Back to email list unsubscribe rates, unless you are:
- Spamming people
- Sending irrelevant content
- Sending low quality content
You should focus on sending more email rather than worrying about unsubscribes.
Why You Shouldn’t Care About Unsubcribers
1) Think of your email list like a ship.
If you have a ship, you are supposed to take it out in the ocean and use it for what you got it for – be it catching fish, entertainment, or whatever else.
The ship was not meant to sit and rust on the harbor because you were afraid that using the ship would depreciate or damage the vessel.
It’s an email list. It’s supposed to be emailed to. It’s not supposed to just sit there doing nothing.
People gave you their email address because they wanted to hear from you. If they don’t want to hear from you, let them unsubscribe.
2) Unsubcribers improve your list and make it more engaged.
As counterintuitive as it sounds, unsubscribers are actually a net positive for your list.
Who is the type of person who cares little about you, is the least likely to read your emails, or buy anything from you?
The guy who unsubscribes.
When you see someone unsubscribe, you should be happy because he has made your list better and more focused.
It is better to have a list of 1000 people who actually care about what you have to say and want to read you than to have a list of 5000 people who don’t care about you much.
You want a high quality list, not just a big list.
Unsubscribers help you get there.
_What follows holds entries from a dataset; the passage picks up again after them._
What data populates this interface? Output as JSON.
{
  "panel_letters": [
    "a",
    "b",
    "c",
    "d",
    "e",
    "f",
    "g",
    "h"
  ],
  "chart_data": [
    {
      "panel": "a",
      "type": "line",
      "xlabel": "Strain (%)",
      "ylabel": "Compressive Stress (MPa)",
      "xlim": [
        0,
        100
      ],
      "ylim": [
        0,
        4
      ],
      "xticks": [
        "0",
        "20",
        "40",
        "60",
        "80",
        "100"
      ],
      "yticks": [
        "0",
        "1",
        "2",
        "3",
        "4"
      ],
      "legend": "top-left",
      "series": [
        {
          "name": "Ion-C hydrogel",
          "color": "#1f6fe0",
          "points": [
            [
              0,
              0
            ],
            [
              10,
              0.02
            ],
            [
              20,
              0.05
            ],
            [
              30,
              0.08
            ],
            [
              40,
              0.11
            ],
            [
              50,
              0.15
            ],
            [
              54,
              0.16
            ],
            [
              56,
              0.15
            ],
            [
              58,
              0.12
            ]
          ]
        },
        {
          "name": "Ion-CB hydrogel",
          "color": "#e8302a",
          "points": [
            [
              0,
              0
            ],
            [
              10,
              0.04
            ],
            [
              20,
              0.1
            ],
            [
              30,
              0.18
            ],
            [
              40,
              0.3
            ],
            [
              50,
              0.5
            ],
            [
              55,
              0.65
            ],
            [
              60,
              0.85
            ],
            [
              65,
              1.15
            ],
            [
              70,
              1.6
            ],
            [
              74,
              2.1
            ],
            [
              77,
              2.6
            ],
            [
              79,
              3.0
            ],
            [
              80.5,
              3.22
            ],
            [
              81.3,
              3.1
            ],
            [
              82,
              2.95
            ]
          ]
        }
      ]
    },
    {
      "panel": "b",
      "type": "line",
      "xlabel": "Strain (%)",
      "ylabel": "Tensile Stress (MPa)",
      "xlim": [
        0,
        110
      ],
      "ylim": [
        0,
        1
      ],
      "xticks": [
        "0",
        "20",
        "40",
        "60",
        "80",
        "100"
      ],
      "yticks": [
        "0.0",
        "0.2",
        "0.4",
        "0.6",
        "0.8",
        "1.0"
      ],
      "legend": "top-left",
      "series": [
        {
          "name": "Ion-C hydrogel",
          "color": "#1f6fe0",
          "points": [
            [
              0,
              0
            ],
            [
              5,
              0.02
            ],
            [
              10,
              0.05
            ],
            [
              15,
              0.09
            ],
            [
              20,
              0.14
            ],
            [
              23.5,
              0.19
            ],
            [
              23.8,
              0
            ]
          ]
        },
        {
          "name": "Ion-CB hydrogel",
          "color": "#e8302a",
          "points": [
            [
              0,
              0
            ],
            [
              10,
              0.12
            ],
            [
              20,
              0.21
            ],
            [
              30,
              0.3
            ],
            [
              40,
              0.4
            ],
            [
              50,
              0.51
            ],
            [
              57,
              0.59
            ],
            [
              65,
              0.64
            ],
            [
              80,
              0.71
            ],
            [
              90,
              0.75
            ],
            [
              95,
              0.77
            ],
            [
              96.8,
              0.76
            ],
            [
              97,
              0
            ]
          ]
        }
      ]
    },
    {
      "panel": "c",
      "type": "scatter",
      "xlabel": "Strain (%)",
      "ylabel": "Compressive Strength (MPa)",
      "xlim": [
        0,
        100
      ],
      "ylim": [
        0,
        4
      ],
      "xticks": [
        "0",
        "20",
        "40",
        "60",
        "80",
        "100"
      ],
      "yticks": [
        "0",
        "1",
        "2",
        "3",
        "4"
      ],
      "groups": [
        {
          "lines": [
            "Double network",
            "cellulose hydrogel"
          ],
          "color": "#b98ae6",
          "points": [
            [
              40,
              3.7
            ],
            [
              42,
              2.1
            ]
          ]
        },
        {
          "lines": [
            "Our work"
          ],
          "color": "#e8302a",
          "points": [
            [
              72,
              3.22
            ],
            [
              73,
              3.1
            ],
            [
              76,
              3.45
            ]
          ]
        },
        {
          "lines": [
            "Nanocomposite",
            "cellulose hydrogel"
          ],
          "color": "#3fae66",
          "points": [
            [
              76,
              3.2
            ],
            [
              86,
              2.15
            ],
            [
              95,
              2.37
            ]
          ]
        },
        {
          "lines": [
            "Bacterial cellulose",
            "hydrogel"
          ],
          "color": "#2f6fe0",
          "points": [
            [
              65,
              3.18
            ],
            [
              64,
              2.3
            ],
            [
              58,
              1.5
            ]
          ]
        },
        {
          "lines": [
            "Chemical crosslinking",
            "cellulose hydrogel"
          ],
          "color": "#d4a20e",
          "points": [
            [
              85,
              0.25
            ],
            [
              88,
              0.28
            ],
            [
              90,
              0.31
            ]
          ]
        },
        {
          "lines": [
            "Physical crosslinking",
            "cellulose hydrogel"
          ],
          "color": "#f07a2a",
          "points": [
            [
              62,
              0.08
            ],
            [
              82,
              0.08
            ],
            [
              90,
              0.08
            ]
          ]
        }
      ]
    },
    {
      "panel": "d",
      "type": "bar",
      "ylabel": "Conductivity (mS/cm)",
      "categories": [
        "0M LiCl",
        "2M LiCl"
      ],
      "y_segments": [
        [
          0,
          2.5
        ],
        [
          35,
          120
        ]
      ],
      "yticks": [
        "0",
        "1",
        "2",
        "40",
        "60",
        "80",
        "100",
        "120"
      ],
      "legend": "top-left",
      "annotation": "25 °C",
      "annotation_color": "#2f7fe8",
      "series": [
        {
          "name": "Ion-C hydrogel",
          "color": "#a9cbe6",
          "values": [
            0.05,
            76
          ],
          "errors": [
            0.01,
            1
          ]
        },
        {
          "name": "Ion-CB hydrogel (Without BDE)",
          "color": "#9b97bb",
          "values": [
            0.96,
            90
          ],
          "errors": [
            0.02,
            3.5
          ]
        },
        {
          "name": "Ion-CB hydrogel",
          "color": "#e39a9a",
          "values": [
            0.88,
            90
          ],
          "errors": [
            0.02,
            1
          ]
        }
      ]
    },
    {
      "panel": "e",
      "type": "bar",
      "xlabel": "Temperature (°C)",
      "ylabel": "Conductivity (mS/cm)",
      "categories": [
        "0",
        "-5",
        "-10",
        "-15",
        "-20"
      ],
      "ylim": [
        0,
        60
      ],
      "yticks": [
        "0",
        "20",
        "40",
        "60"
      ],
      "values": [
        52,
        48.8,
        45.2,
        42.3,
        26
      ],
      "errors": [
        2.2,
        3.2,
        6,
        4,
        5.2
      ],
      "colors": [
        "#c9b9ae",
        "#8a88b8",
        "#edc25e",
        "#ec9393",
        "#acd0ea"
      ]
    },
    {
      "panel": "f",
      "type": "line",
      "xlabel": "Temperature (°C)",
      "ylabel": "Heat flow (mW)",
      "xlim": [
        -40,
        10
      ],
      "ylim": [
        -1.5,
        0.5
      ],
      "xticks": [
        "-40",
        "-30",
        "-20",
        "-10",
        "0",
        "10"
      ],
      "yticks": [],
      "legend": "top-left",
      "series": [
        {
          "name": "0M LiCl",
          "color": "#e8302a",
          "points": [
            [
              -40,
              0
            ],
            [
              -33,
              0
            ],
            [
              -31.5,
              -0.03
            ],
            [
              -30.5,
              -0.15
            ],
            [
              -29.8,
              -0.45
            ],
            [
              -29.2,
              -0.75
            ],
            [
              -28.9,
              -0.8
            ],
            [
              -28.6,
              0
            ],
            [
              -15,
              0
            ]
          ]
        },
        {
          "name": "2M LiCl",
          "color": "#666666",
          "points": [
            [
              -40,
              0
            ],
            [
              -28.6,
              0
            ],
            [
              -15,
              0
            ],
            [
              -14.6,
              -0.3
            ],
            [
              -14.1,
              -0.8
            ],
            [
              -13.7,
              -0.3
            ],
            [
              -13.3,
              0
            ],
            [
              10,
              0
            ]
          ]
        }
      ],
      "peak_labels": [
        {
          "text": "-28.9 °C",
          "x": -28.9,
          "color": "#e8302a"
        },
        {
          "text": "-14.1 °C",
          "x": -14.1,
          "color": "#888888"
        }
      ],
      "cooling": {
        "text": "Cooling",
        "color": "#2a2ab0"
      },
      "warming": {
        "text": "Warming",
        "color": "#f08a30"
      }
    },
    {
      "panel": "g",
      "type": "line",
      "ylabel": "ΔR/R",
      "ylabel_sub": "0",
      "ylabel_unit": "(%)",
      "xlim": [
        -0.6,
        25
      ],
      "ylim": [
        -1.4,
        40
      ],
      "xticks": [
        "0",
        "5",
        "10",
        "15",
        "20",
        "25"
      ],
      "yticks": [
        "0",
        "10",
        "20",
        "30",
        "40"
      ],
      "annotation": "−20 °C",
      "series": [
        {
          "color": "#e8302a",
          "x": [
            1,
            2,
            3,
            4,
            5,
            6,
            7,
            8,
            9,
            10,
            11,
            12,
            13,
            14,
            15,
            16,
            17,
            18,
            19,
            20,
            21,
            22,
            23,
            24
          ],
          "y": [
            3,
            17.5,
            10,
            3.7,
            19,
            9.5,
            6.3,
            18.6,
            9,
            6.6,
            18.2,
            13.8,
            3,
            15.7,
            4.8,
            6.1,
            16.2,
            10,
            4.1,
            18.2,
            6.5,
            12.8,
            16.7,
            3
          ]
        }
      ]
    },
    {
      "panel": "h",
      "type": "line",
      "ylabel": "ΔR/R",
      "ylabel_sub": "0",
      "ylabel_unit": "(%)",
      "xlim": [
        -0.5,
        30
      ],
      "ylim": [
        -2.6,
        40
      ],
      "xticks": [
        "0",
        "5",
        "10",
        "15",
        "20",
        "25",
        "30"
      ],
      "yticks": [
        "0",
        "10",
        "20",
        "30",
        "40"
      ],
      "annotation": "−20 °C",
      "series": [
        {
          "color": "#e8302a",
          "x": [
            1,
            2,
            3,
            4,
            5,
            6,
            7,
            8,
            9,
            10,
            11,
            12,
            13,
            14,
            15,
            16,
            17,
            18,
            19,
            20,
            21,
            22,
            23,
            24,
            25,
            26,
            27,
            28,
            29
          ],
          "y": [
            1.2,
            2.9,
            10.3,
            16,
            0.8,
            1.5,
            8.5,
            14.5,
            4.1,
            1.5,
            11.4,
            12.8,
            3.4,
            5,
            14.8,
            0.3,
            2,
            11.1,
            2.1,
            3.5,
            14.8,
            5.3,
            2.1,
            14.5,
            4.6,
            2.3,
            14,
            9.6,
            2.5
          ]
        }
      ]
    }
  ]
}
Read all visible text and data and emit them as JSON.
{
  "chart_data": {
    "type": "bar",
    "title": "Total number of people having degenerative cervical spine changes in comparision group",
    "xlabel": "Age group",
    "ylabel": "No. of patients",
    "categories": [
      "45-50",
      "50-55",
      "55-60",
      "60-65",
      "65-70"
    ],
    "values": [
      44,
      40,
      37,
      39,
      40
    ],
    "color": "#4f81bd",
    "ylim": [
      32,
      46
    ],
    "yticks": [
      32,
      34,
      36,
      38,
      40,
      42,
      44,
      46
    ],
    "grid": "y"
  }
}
They are doing you a favor whether you realize it or not.
3) Emailing People Who Don’t Care is a Waste of Money.
To add to point #2, it actually costs money to send people emails. I pay ConvertKit thousands of dollars a year to send emails.
Why would I waste my money on sending emails to people who did not care to read them?
If someone doesn’t want to read me, please click unsubscribe and leave.
In fact, I actually KICK people out if they don’t open my emails enough.
Every few months, I purge cold subscribers.
Why would you waste money sending emails to people who don’t want to read them? It doesn’t make sense.
I just send them one email notifying them that they have been unsubscribed and why along with a sign up link they can use to resubscribe if they want to. Pretty simple.
Some Stats From My Email List
The LMM Email list has an unsubscribe rate of ~0.1% on average. As you can see I send emails very frequently.
Also, the list is well segmented so not every email goes to everyone on the list. For example, the X Update Series is a special newsletter only for buyers of The Art of Twitter.
The average open rate for most writers is around 25%. My open rate is close to 40% – much higher than average because I focus on high quality and relevant information.
If you want high open rates, then the content has to be high quality otherwise people wouldn’t read it.
It also has to be relevant, because if I start sending out makeup advice to my email list of 80% men, few people would open them and many would unsubscribe.
The main thing you need to focus on is high quality (useful) relevant content. If you can do that, then in the long run you will have high open rates and low unsubscribe rates. It’s that simple.
– Harsh Strongman
P.S.: Open rates are only a directionality helpful metric because they are not as accurate as they used to be.
Email privacy features lead to a lot of false negatives (opened but doesn’t get tracked as opened), and spam filters that load the tracking image or check the links for viruses lead to a lot of false positives (didn’t open but gets tracked as opened).